Post the dip, they took an average of 36 months to break-even. On this evidence, if an investor can digest 30-40% decline in her portfolio but can hold on for 5-6 years, then her dependence on short-term market movements may be marginal. The caveat here is that the Great Depression of 1929-32 and the Bear Market of 1937-38 are not included in the above list. It is important for investors to try to avoid, or to be prepared for market disasters like these two events. Such extreme events—driven by real, sustained collapse in macroeconomic systems—unfortunately are difficult to survive even for bottom-up, long-term, fundamental investors with patience and discipline. The saving grace here is that disasters of such intensity and duration occur with relatively low frequency.
Finally, if an investor is striving to create wealth by investing in stocks—and not in market indices—she need not fear short-term market volatility. There is clear evidence that movements in stocks can be quite different from, and actually easier to forecast over long-term, than the broader indices. Then, despite contrary evidence, why do even long-term investors try to pre-empt short-term market corrections?

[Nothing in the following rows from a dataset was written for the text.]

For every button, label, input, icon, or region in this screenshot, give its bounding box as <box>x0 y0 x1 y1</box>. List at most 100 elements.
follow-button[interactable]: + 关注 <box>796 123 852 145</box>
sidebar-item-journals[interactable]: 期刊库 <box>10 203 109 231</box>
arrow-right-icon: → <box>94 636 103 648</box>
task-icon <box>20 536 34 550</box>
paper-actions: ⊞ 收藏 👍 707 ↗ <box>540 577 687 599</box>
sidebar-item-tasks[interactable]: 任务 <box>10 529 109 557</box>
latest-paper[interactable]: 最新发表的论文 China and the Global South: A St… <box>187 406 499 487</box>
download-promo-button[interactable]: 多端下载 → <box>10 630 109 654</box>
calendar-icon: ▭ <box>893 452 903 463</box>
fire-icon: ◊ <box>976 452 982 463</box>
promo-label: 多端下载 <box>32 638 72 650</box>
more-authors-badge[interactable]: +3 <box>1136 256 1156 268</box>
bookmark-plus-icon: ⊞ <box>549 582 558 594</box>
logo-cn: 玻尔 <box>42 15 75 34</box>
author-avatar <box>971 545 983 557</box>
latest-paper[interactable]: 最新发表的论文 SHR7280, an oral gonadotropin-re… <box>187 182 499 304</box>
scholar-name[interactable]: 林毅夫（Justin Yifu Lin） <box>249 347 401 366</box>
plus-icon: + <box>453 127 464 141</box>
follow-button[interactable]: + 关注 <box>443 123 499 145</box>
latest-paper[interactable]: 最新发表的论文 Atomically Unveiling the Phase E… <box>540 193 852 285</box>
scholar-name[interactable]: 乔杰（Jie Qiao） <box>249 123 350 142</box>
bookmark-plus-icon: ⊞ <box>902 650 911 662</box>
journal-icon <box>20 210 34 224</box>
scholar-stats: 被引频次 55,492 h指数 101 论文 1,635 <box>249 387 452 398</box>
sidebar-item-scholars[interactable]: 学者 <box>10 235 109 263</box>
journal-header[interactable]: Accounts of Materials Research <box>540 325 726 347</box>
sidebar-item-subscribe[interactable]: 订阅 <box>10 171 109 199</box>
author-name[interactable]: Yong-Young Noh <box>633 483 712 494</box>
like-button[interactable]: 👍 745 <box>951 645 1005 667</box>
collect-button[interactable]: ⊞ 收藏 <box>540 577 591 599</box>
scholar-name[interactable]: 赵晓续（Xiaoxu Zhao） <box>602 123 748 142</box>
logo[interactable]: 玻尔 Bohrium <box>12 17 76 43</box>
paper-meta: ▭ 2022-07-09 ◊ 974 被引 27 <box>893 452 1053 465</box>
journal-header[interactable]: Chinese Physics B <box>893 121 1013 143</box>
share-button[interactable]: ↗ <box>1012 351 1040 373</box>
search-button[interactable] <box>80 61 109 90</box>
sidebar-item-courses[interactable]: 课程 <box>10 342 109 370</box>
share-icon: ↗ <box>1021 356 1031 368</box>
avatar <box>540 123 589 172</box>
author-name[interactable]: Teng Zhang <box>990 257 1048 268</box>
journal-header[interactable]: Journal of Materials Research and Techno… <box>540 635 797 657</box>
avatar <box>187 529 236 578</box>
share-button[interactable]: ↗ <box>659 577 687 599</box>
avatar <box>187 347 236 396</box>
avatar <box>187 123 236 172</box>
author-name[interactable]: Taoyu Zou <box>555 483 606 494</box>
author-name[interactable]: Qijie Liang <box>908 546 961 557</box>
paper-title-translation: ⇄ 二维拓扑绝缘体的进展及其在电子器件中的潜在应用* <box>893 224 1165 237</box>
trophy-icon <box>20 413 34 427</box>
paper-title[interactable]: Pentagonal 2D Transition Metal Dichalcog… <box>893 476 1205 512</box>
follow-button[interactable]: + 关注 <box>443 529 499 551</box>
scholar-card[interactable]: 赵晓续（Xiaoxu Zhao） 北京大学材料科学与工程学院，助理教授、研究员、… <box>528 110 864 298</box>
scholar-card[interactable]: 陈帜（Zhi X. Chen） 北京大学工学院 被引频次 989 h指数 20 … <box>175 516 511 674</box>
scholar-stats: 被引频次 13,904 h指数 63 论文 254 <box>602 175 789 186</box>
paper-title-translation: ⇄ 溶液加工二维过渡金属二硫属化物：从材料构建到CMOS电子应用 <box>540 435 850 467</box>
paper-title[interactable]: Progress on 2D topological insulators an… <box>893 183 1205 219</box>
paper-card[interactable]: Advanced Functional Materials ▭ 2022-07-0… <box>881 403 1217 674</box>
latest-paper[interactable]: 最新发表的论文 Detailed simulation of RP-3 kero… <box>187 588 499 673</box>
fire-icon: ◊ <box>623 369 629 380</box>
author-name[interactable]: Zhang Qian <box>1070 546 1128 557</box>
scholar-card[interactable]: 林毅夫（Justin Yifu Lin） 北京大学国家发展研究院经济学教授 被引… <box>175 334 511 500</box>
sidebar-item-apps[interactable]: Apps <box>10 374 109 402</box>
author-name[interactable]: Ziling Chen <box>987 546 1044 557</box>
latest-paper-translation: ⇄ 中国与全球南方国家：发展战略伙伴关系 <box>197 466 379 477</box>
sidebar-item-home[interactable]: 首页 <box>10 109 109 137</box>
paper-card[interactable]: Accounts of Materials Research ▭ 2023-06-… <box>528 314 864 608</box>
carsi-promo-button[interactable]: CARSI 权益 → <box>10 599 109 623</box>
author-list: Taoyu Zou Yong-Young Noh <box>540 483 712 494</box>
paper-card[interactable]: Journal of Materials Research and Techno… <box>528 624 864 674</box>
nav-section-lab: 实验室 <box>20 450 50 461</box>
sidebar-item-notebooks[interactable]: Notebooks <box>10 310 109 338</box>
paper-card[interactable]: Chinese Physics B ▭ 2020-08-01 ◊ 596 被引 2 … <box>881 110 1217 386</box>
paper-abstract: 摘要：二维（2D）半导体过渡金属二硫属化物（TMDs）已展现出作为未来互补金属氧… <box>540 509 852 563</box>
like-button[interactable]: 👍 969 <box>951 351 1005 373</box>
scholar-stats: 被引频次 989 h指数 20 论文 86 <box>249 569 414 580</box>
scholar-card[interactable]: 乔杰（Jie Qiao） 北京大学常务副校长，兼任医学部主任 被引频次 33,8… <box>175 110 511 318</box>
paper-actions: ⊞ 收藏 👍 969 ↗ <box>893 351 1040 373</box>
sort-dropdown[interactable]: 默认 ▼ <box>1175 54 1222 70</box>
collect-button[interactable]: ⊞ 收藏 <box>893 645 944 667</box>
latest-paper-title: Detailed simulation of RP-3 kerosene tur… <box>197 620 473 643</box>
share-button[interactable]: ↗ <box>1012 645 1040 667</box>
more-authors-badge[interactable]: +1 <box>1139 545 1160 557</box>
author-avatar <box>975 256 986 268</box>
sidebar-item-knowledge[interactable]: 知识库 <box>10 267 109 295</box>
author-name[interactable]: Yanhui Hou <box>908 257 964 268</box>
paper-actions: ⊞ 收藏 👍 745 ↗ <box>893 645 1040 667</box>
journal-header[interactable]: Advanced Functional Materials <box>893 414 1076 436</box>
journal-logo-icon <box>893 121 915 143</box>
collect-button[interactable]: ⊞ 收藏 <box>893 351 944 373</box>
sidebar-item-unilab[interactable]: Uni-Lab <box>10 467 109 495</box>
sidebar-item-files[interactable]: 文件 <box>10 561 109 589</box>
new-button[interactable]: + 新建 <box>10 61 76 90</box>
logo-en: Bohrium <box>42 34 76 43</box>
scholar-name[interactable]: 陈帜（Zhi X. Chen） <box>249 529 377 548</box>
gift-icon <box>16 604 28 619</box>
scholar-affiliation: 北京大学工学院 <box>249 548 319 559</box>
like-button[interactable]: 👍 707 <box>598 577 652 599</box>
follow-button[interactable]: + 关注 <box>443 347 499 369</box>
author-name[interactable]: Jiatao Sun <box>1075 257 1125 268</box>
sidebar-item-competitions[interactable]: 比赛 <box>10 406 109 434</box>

Loss aversion bias is the key reason. We are wired to detest losses much more than we like gains of similar quantum. Further, most of us suffer from overconfidence bias. It makes us believe that we have the ability to call even the short-term market fluctuations with precision. Social-proof bias is another reason.
On occasions when everyone—right from business news channels to experienced market hands—is highlighting concerns and enhanced market risks, it is not easy to avoid the trap. For a long-term investor, the key is to remain conscious of the above three cognitive biases. In the current context, as we enter an intensive, 12-month-long election season in India, it will be crucial to remember that election results seldom mark turning points for markets. The last three occasions when the incumbent government in India was defeated in the general elections, the market either had shrugged off the initial disappointment very quickly (in 1999 and 2004) or had cheered the results (2014). Similarly, oil prices had kept on rising sharply during 1998-2000 and 2004-07 when equity markets had been on a tear. History suggests that long-term investors can register healthy returns—unless caught in a prolonged bear market—by sticking to bottom-up fundamental style, without getting worked up regarding short-term market outlook.